Essa reabilitação precoce teve por propósito minimizar os déficits significativos do 
controle motor que limitam a capacidade de deambulação e são manifestações comuns 
que se traduzem em prejuízos cinemáticos significativos da marcha, do equilíbrio e do 
controle postural, caracterizados por padrões irregulares de movimento (FLORINDO; 
PEDRO, 2014). 
Em relação ao número de dias de intervenção, Silva, Lima e Cardoso (2014) 
sugerem que haverá mais benefícios à saúde se forem realizados exercícios físicos 
moderados na maioria ou em todos os dias da semana. Na condução desta pesquisa, foi 
proposta a prática de exercícios físicos cinco vezes por semana.
Outro aspecto relevante diz respeito à utilização do membro afetado, que resulta 
no aumento da sua representação cortical, ou seja, das bases neurais desse membro, tendo 
em vista que o tamanho da área de representação cortical do membro é proporcional 
ao seu uso, levando-se em consideração que a representação cortical uso dependente 
é um feito da plasticidade neural (COHEN, 2001). A prática adequada e repetida de 
exercícios estimula a reconexão de circuitos neuronais lesados durante a reabilitação 
(BROL; BORTOLOTO; DOS SANTOS, 2009) e promove o recrutamento dos 
neurônios próximos à lesão, contribuindo para o suprimento e possível inervação de 
músculos paréticos do hemicorpo afetado pelo AVE (MONTEIRO et al., 2022).
Com base nos relatos sobre os efeitos do exercício físico na neuroplasticidade, foi 
proposta uma intervenção composta por cinco fases (como apresentado anteriormente 
no Quadro 3).

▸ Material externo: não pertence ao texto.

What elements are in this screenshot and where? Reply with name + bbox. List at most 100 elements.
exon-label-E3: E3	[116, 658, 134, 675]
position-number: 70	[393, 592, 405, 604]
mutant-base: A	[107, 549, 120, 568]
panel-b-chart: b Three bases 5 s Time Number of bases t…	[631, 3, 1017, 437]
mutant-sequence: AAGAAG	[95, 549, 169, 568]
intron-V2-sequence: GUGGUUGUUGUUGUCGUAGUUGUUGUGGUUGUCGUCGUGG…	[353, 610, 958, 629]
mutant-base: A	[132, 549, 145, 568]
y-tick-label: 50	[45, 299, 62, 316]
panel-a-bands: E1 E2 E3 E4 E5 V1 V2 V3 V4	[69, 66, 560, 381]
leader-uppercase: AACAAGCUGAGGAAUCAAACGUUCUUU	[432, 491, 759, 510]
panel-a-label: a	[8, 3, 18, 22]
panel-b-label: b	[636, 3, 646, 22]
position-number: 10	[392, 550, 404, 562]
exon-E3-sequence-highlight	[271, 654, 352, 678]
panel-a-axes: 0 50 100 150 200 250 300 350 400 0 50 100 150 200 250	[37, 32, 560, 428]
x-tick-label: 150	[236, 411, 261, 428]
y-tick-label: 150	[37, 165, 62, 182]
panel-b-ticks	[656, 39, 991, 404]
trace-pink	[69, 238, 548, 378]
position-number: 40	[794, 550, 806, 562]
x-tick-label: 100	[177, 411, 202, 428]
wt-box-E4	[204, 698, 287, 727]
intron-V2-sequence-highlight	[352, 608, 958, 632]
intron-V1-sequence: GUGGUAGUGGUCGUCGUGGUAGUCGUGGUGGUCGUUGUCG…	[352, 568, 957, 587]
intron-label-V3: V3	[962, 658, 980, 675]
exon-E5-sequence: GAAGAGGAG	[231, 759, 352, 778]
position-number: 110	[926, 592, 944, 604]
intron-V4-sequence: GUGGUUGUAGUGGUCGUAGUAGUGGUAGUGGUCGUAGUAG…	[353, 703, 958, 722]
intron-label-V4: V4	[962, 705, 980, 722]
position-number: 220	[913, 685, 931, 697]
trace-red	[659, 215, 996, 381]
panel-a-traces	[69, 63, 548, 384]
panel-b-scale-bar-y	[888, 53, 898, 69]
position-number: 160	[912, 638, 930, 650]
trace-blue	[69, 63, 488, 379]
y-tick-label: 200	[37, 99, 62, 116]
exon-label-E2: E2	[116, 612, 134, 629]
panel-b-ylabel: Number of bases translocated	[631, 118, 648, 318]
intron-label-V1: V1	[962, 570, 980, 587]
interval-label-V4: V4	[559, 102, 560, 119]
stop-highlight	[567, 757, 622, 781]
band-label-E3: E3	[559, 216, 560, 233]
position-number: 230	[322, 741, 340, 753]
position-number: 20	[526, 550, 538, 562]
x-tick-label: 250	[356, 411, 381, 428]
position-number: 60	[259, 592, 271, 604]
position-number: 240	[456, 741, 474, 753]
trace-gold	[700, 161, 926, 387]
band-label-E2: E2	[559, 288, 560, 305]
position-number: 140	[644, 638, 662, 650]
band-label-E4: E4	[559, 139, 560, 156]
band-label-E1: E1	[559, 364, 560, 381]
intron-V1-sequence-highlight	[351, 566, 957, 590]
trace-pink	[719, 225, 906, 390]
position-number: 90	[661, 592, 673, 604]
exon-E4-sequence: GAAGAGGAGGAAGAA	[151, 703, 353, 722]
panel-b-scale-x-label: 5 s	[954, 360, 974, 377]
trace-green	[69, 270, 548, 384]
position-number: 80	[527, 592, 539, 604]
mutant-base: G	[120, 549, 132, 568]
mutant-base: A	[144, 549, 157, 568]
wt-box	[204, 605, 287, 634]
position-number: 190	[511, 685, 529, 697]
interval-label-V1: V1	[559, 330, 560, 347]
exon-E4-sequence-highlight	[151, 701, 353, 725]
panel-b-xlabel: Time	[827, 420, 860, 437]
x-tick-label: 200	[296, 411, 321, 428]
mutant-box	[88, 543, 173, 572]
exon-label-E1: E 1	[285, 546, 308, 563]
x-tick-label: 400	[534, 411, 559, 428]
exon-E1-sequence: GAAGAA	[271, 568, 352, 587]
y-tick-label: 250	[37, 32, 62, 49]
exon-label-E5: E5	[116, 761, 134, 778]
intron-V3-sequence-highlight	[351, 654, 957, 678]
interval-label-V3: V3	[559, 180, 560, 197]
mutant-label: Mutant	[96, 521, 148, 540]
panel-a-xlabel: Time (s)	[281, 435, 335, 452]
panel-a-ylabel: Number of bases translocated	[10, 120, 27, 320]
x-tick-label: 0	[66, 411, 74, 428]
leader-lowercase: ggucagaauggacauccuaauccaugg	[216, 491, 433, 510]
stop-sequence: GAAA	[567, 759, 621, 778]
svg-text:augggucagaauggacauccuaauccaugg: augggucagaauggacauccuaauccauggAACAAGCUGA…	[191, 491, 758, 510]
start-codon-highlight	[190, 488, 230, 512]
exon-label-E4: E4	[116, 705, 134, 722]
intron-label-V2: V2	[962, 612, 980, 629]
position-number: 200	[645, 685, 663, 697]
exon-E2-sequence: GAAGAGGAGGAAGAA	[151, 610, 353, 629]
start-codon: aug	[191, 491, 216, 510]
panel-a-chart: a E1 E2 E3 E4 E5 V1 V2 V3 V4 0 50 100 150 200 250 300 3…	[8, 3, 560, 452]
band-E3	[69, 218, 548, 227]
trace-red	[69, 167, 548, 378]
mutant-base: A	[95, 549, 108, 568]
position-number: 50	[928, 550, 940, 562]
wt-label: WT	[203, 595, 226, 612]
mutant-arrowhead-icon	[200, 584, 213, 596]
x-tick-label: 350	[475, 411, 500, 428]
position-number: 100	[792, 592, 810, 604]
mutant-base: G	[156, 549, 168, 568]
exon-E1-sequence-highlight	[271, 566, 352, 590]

Na fase 1 (duração de duas semanas – 10 dias), buscou-se promover a 
mobilidade articular da região comprometida (MMSS e MMII), com acompanhamento 
visual da participante na realização das ações, permitindo com isso a autocorreção 
do respectivo gesto motor. Nessa etapa a sobrecarga utilizada foi o próprio peso do 
respectivo membro.
Em decorrência do comprometimento da marcha, as atividades foram realizadas 
na residência da participante. Inicialmente a sequência de exercícios (Tabela 1) era feita 
em posição deitada sobre a cama e, posteriormente, com a melhora de seu quadro, 
passou a ser realizada no solo, o que exigiu sua transferência para o referido local.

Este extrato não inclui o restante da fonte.